L’initiative pour un frein aux coûts est la clé de l’armoire à poisons de la majorité parlementaire sous la coupe d’un lobby. Elle entraînerait une désolidarisation encore plus prononcée dans le système de santé. C’est pourquoi il faut clairement la rejeter. Dans ce cas, c’est le contre-projet indirect adopté par le Parlement qui entrerait en vigueur. Celui-ci donne à la Confédération et aux cantons la compétence d’agir sur les tarifs, ce qui devrait avoir une incidence positive pour les payeurs et payeuses de primes.

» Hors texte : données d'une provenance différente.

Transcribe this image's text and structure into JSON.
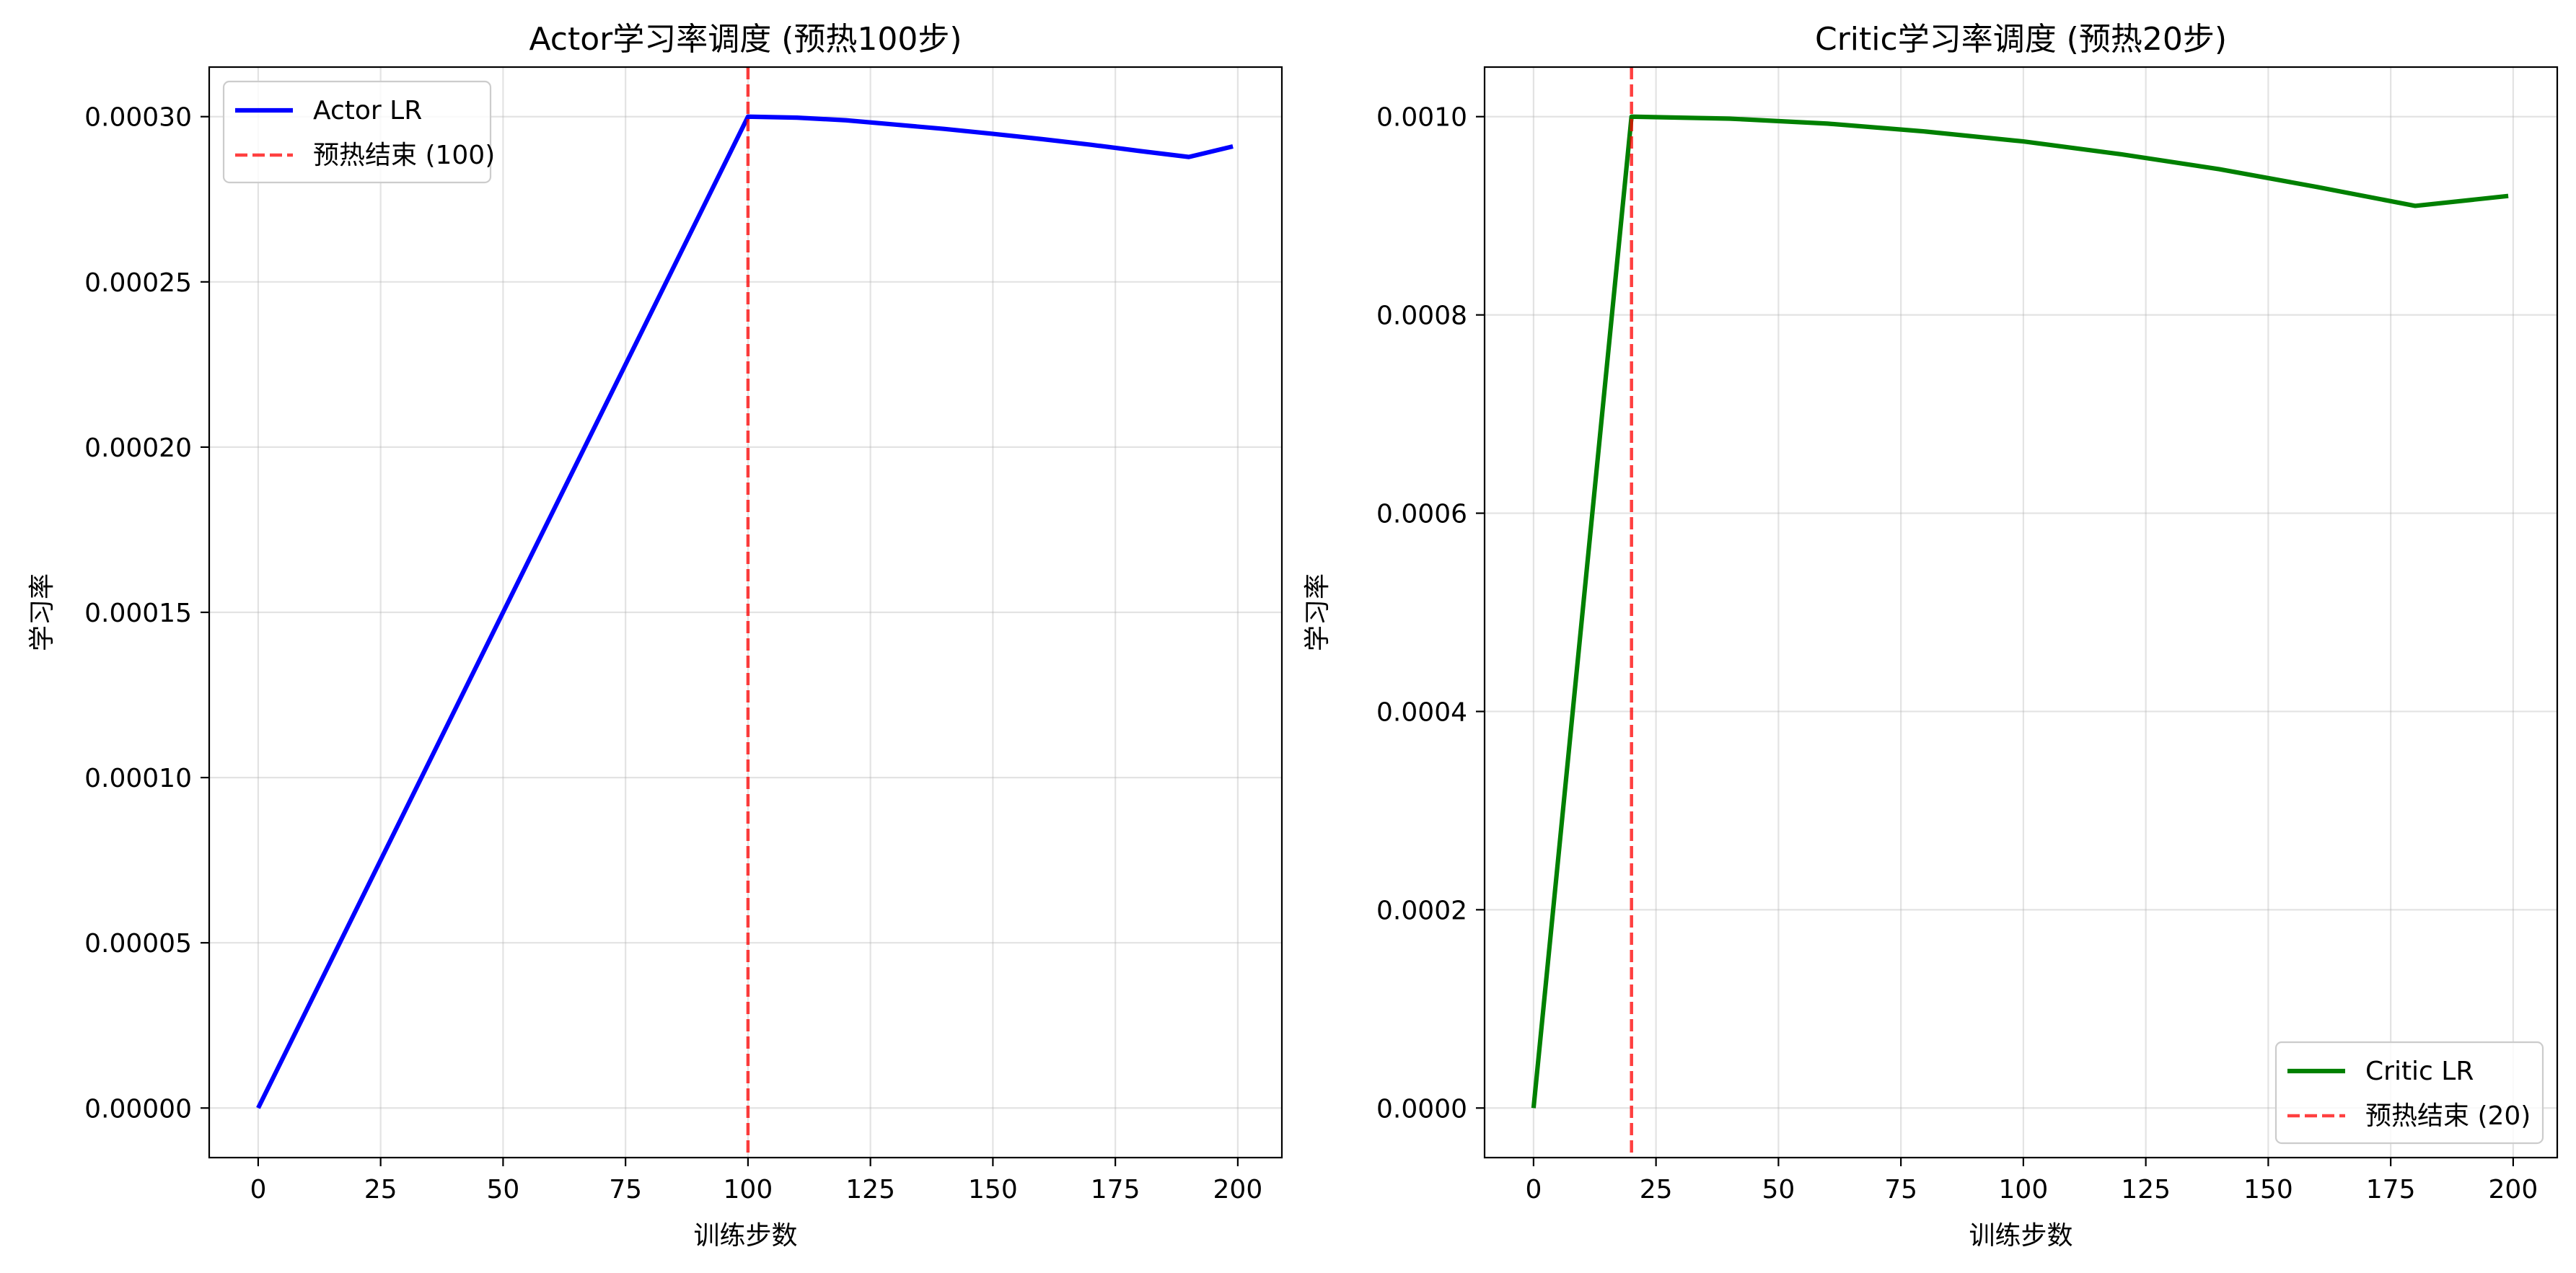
{
  "chart_data": [
    {
      "type": "line",
      "title": "Actor学习率调度 (预热100步)",
      "xlabel": "训练步数",
      "ylabel": "学习率",
      "xlim": [
        -10,
        209
      ],
      "ylim": [
        -1.5e-05,
        0.000315
      ],
      "xticks": [
        0,
        25,
        50,
        75,
        100,
        125,
        150,
        175,
        200
      ],
      "xtick_labels": [
        "0",
        "25",
        "50",
        "75",
        "100",
        "125",
        "150",
        "175",
        "200"
      ],
      "yticks": [
        0,
        5e-05,
        0.0001,
        0.00015,
        0.0002,
        0.00025,
        0.0003
      ],
      "ytick_labels": [
        "0.00000",
        "0.00005",
        "0.00010",
        "0.00015",
        "0.00020",
        "0.00025",
        "0.00030"
      ],
      "grid": true,
      "legend_position": "top-left",
      "series": [
        {
          "name": "Actor LR",
          "color": "#0000ff",
          "style": "solid",
          "x": [
            0,
            100,
            110,
            120,
            130,
            140,
            150,
            160,
            170,
            180,
            190,
            199
          ],
          "y": [
            0,
            0.0003,
            0.0002997,
            0.0002989,
            0.0002976,
            0.0002963,
            0.0002948,
            0.0002932,
            0.0002915,
            0.0002896,
            0.0002878,
            0.000291
          ]
        },
        {
          "name": "预热结束 (100)",
          "color": "#ff0000",
          "style": "dashed",
          "vline_x": 100
        }
      ]
    },
    {
      "type": "line",
      "title": "Critic学习率调度 (预热20步)",
      "xlabel": "训练步数",
      "ylabel": "学习率",
      "xlim": [
        -10,
        209
      ],
      "ylim": [
        -5e-05,
        0.00105
      ],
      "xticks": [
        0,
        25,
        50,
        75,
        100,
        125,
        150,
        175,
        200
      ],
      "xtick_labels": [
        "0",
        "25",
        "50",
        "75",
        "100",
        "125",
        "150",
        "175",
        "200"
      ],
      "yticks": [
        0,
        0.0002,
        0.0004,
        0.0006,
        0.0008,
        0.001
      ],
      "ytick_labels": [
        "0.0000",
        "0.0002",
        "0.0004",
        "0.0006",
        "0.0008",
        "0.0010"
      ],
      "grid": true,
      "legend_position": "bottom-right",
      "series": [
        {
          "name": "Critic LR",
          "color": "#008000",
          "style": "solid",
          "x": [
            0,
            20,
            40,
            60,
            80,
            100,
            120,
            140,
            160,
            180,
            199
          ],
          "y": [
            0,
            0.001,
            0.000998,
            0.000993,
            0.000985,
            0.000975,
            0.000962,
            0.000947,
            0.000929,
            0.00091,
            0.00092
          ]
        },
        {
          "name": "预热结束 (20)",
          "color": "#ff0000",
          "style": "dashed",
          "vline_x": 20
        }
      ]
    }
  ]
}
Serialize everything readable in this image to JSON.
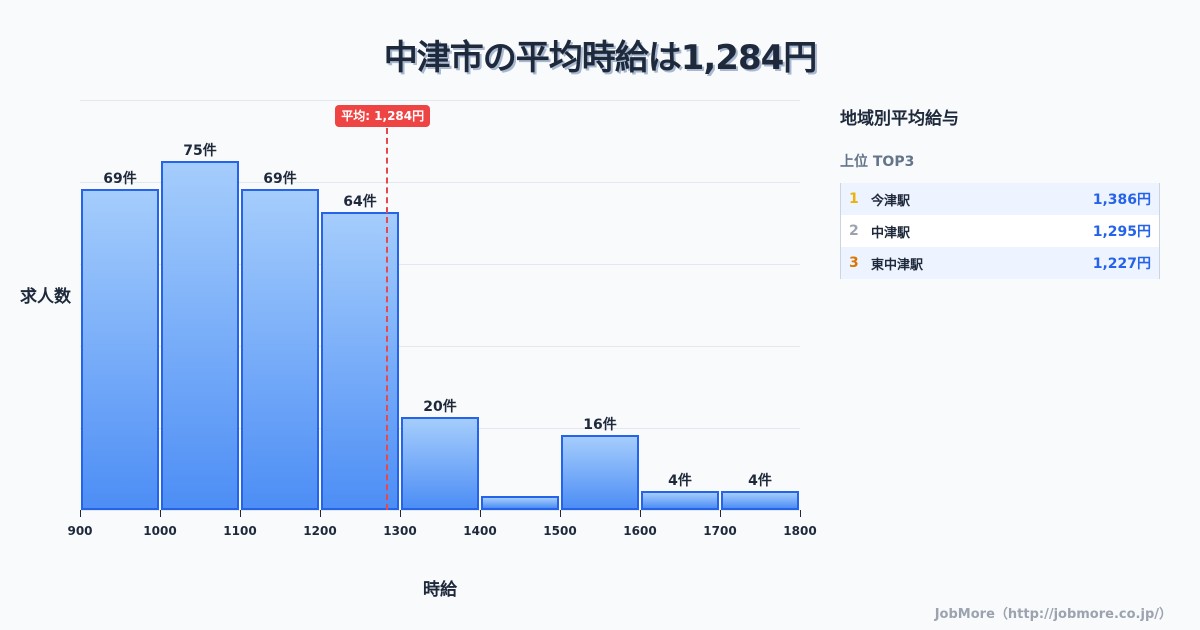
{
  "title": "中津市の平均時給は1,284円",
  "chart_data": {
    "type": "bar",
    "title": "中津市の平均時給は1,284円",
    "xlabel": "時給",
    "ylabel": "求人数",
    "categories": [
      "900-1000",
      "1000-1100",
      "1100-1200",
      "1200-1300",
      "1300-1400",
      "1400-1500",
      "1500-1600",
      "1600-1700",
      "1700-1800"
    ],
    "bin_edges": [
      900,
      1000,
      1100,
      1200,
      1300,
      1400,
      1500,
      1600,
      1700,
      1800
    ],
    "values": [
      69,
      75,
      69,
      64,
      20,
      3,
      16,
      4,
      4
    ],
    "value_labels": [
      "69件",
      "75件",
      "69件",
      "64件",
      "20件",
      "",
      "16件",
      "4件",
      "4件"
    ],
    "x_ticks": [
      "900",
      "1000",
      "1100",
      "1200",
      "1300",
      "1400",
      "1500",
      "1600",
      "1700",
      "1800"
    ],
    "ylim": [
      0,
      88
    ],
    "grid": true,
    "annotations": [
      {
        "type": "vline",
        "x": 1284,
        "label": "平均: 1,284円",
        "color": "#ef4444"
      }
    ],
    "bar_color": "#4d8ef5",
    "bar_edge_color": "#2563eb"
  },
  "average": {
    "label": "平均: 1,284円",
    "value": 1284
  },
  "axes": {
    "xlabel": "時給",
    "ylabel": "求人数"
  },
  "side": {
    "title": "地域別平均給与",
    "subtitle": "上位 TOP3",
    "ranks": [
      {
        "num": "1",
        "name": "今津駅",
        "value": "1,386円",
        "color": "#eab308"
      },
      {
        "num": "2",
        "name": "中津駅",
        "value": "1,295円",
        "color": "#9ca3af"
      },
      {
        "num": "3",
        "name": "東中津駅",
        "value": "1,227円",
        "color": "#d97706"
      }
    ]
  },
  "footer": "JobMore（http://jobmore.co.jp/）"
}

Mais il y a plus important encore : le OUI à l’initiative d’allègement des primes le 9 juin est non seulement le meilleur moyen de réduire la charge des primes, mais aussi de baisser les coûts. Cela, parce que la Confédération et les cantons auront enfin, avec le développement des réductions des primes qui en découlera, un grand et vrai intérêt commun de s’opposer à la puissance du lobby de la pharma, des assureurs complémentaires et des hôpitaux privés ainsi que de limiter efficacement la course aux profits qu’il mène au détriment des primes et des contribuables.